38 Studios filed for bankruptcy in June 2012. The state is now on the hook for about $90 million related to the deal, which was financed with bonds.

The federal bankruptcy trustee in the case also wants to explore possible legal action. The EDC board recently voted to allow the trustee to use up to $150,000 in assets recovered from the company to investigate potential claims against its former officers and directors and other parties.

Federal prosecutors investigated the 38 Studios deal but said last year they would not bring charges. Rhode Island State Police are continuing a criminal probe, Col. Steven O’Donnell said Wednesday.

The EDC would not provide information on the scope or status of the SEC inquiry.

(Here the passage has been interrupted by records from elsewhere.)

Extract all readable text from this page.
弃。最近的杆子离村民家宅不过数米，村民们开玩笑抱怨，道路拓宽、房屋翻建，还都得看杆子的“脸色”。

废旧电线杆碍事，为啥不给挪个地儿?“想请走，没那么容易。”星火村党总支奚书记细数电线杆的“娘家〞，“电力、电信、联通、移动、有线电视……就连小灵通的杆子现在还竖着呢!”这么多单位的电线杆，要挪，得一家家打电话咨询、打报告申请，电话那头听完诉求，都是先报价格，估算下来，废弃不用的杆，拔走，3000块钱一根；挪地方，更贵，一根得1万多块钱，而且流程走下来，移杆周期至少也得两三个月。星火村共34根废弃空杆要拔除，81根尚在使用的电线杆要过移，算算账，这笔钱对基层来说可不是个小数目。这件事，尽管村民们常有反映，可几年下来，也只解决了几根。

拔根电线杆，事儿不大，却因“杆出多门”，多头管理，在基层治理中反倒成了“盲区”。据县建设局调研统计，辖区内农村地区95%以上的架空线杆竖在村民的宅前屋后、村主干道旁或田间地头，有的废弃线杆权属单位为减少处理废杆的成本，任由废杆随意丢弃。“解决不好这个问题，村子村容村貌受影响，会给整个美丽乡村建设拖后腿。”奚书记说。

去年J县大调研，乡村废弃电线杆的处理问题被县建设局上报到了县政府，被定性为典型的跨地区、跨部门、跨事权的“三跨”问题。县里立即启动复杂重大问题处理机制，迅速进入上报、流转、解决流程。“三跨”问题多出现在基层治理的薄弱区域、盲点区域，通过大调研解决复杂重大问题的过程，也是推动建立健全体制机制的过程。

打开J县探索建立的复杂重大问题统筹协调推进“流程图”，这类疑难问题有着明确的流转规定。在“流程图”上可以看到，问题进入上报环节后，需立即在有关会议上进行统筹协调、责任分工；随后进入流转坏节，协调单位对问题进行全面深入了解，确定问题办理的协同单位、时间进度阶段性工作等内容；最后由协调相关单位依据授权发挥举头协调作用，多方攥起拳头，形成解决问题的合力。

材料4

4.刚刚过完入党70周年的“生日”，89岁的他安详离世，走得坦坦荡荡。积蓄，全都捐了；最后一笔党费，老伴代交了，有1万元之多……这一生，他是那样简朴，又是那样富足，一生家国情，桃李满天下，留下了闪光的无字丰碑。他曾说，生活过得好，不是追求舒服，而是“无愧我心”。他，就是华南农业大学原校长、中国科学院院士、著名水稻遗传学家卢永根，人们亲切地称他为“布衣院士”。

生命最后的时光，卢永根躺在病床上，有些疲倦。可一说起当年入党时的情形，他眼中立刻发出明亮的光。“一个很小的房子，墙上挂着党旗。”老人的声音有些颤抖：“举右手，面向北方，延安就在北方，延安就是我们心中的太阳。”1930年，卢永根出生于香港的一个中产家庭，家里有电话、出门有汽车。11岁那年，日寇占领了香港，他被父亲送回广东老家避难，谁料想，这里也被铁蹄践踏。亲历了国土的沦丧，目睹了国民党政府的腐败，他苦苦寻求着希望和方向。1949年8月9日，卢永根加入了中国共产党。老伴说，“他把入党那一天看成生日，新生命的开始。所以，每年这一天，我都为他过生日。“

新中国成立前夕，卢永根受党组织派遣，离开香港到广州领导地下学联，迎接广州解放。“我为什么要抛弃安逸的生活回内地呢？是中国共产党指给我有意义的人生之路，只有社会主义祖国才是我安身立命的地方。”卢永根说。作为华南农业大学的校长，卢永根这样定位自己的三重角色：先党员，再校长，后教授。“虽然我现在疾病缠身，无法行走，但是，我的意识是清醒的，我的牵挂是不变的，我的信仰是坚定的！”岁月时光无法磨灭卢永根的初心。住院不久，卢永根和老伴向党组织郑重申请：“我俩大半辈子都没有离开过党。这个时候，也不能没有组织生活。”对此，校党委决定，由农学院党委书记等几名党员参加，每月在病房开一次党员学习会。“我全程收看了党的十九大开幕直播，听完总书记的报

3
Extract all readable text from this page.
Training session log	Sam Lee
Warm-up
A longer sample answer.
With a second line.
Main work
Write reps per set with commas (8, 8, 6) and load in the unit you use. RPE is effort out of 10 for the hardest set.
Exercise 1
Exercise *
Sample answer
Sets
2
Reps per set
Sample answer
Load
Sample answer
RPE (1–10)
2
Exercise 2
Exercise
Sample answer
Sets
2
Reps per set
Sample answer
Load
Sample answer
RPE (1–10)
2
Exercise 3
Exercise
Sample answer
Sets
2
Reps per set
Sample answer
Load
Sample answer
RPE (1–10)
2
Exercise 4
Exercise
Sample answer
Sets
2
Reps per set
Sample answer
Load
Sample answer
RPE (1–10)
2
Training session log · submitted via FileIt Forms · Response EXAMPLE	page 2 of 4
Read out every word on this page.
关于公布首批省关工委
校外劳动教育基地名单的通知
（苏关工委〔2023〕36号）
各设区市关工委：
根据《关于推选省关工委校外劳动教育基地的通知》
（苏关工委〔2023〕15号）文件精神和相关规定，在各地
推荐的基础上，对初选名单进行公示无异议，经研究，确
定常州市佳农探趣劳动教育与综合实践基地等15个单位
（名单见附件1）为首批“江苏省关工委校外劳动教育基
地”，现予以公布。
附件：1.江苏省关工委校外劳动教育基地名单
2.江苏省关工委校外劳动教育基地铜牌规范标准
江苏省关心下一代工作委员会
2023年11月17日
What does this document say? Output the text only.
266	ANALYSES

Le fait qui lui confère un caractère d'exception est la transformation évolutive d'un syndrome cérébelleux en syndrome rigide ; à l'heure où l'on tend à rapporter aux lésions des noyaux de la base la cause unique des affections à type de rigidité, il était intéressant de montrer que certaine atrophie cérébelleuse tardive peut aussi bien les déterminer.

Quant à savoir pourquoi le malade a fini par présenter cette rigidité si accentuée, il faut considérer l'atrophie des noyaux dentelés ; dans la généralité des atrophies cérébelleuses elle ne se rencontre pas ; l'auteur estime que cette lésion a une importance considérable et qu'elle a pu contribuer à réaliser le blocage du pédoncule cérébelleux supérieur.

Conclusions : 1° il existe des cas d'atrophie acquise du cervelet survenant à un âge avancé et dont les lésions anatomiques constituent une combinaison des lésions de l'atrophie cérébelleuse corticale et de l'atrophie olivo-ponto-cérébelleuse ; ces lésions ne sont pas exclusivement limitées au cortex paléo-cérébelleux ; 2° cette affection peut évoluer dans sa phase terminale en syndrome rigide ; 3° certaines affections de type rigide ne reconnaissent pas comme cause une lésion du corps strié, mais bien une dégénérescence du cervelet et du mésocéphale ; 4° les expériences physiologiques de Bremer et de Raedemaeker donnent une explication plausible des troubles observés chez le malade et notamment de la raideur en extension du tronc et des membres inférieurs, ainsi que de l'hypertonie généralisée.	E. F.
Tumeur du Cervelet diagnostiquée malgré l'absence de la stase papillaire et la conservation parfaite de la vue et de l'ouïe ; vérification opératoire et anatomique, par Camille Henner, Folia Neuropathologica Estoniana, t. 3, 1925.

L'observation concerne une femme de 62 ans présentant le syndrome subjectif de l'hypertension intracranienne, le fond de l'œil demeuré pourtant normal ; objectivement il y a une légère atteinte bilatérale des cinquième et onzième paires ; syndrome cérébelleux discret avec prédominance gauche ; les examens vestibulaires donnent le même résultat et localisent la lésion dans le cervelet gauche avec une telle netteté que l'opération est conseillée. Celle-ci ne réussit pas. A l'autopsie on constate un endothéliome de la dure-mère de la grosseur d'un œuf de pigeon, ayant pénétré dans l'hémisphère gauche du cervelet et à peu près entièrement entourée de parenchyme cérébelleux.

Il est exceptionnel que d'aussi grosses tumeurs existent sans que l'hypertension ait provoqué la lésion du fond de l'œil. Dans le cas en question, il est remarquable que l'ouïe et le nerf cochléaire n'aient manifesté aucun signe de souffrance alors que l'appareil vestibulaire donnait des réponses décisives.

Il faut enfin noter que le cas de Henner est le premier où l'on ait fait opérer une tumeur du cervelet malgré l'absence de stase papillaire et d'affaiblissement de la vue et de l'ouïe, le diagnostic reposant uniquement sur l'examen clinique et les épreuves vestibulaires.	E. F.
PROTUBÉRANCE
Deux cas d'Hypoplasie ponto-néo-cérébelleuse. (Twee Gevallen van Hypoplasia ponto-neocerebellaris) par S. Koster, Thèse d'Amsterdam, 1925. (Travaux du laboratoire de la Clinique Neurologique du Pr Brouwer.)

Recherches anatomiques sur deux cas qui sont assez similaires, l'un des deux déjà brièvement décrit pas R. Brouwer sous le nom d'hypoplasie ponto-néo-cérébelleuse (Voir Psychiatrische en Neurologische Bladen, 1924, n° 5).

It also would not say whether the agency had received a formal order of investigation from the SEC or received subpoenas.

The EDC paid the law firm it hired to deal with the inquiry, Cohen & Gresser, over $100,000 for work over five months from October of last year to February.

On Wednesday afternoon, members of the General Assembly are continuing their look at what went wrong with the state’s investment in 38 Studios. The House Oversight Committee plans to continue reviewing documents, with a focus on the EDC’s supervision of the deal once the loan guarantee was approved.